Por eso es natural que se cometan errores Que se confundan roles y que el poder de Perón se mal utilice. Este período de ejercicio superestructural culmina con la destitución de Galimberti y es revisado activamente por los cuadros para sacar de allí un aporte para el futuro. La superestructura expresa a Perón en cada uno de los frentes en que él divide el Movimiento para conducirlo. Tratar desde allí de qenerar un poder personal o de sector lleva indefectiblemente a la destitución. La elección de los hombres para representarlo es la elección de la política que más cabalmente exprese al frente.
«Dejémosles hacer a los jóvenes, démosle el lancio —como dicen los italianos— Total más errores de los que cometimos no van a cometer; si no fíjese en el país que les dejemos», sentencia Perón en Reactualización doctrinaria. Pero, ojo: también la juventud tiene su cuota de errores. Saber asumirlos, modificarse y aportar sobre ellos es condición para asumir ese bastón de mariscal que Perón nos ha colocado en la mochila militante.

La Autocritica
El sondeo ha dado un punteo de la actual discusión en el seno de la J.P.:
No puede separarse la conducta de Galimberti de la del resto del peronismo revolucionario; aunque la carga personal y las características del ex consejero juvenil hayan acentuado los errores cometidos.
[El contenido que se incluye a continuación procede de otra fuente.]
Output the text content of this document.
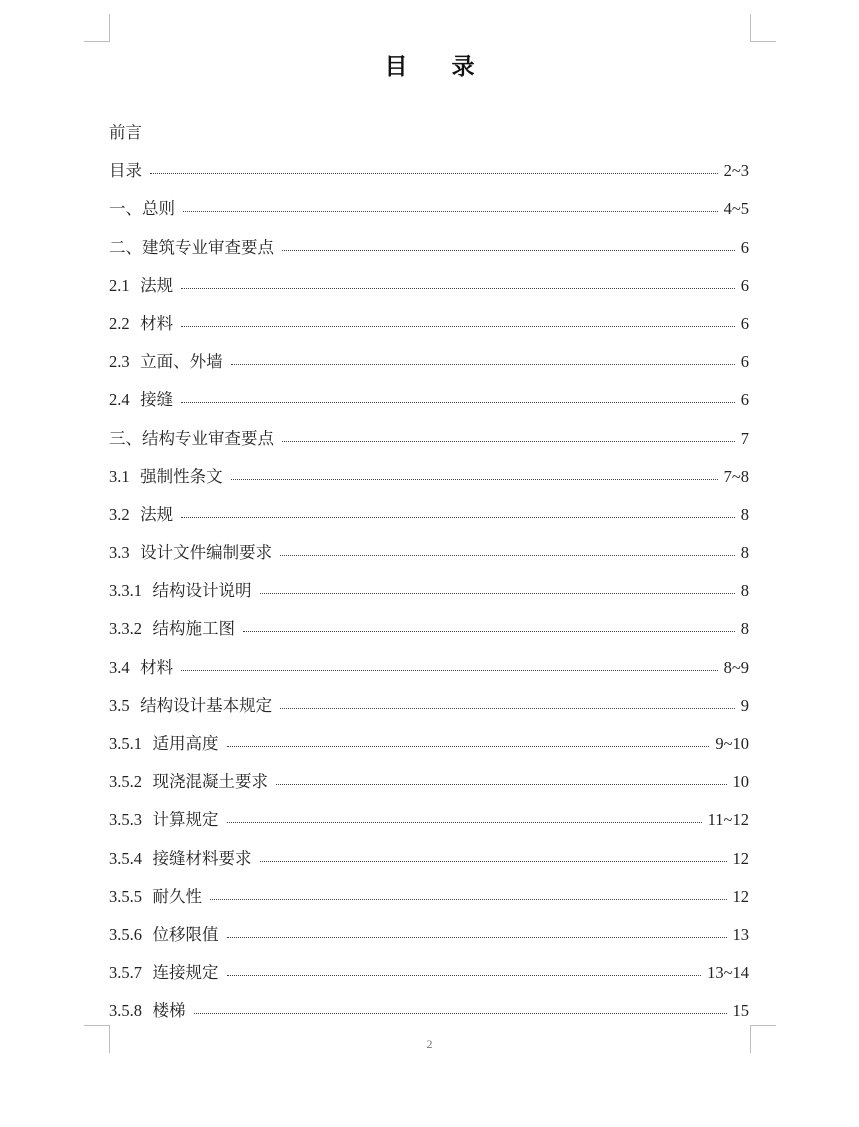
目 录
前言
目录	2~3
一、总则	4~5
二、建筑专业审查要点	6
2.1 法规	6
2.2 材料	6
2.3 立面、外墙	6
2.4 接缝	6
三、结构专业审查要点	7
3.1 强制性条文	7~8
3.2 法规	8
3.3 设计文件编制要求	8
3.3.1 结构设计说明	8
3.3.2 结构施工图	8
3.4 材料	8~9
3.5 结构设计基本规定	9
3.5.1 适用高度	9~10
3.5.2 现浇混凝土要求	10
3.5.3 计算规定	11~12
3.5.4 接缝材料要求	12
3.5.5 耐久性	12
3.5.6 位移限值	13
3.5.7 连接规定	13~14
3.5.8 楼梯	15
2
El petardismo, la declamación verbal y la arrogancia juvenil «revolucionaria» fueron acentuando una línea de conducta que terminó por interferir en la conducción estratégica del general Perón, que sancionó no a la revolución, sino al revolucionarismo.
En el plano de la lucha interna, se desplazó el eje de la contradicción principal de lo ideológico a lo generacional. Del entontamiento correcto de revolución y reformismo, se pasó a la glorificación de los jóvenes como garantía revolucionaria. Ser viejo era —casi— antirrevolucionario. Parecía que la liberación pasaba por «la tendencia» y no por el peronismo en su conjunto.
El máximo error de Galimberti es haber confundido su rol: de ser el funcionario del movimiento que representa a Perón ante la Juventud Peronista, se convirtió en vocero de «la tendencia» ante el propio Jefe del Peronismo. La costumbre de conducción del general indica que ha alentado la dinámica de la discusión interna y jamás ha sancionado a ningún sector por su propuesta política. Desde la alternativa independiente propuesta por el «Peronismo de Base», hasta la conspirativa de Guardia de Hierro y el «Tras-vasamiento Generacional» conviven sin atención especial. Aunque algunas veces, como la dilatada espera en Madrid para ser recibidos y la poca deferencia por parte de Perón en el caso del viaje de Alejandro Alvarez y Roberto Grabois, marquen la opinión del general ante la propuesta del «trasvasamiento generacional» de Guardia.
La «tendencia», al identificarse como tal, fue prendiendo su política a esta falsa denominación. Se tendenció y dejó de expresar al conjunto del Movimiento, precisamente cuando Perón le otorgó una holgada confianza como vanguardia, no de la Juventud Peronista, sino de toda la juventud argentina.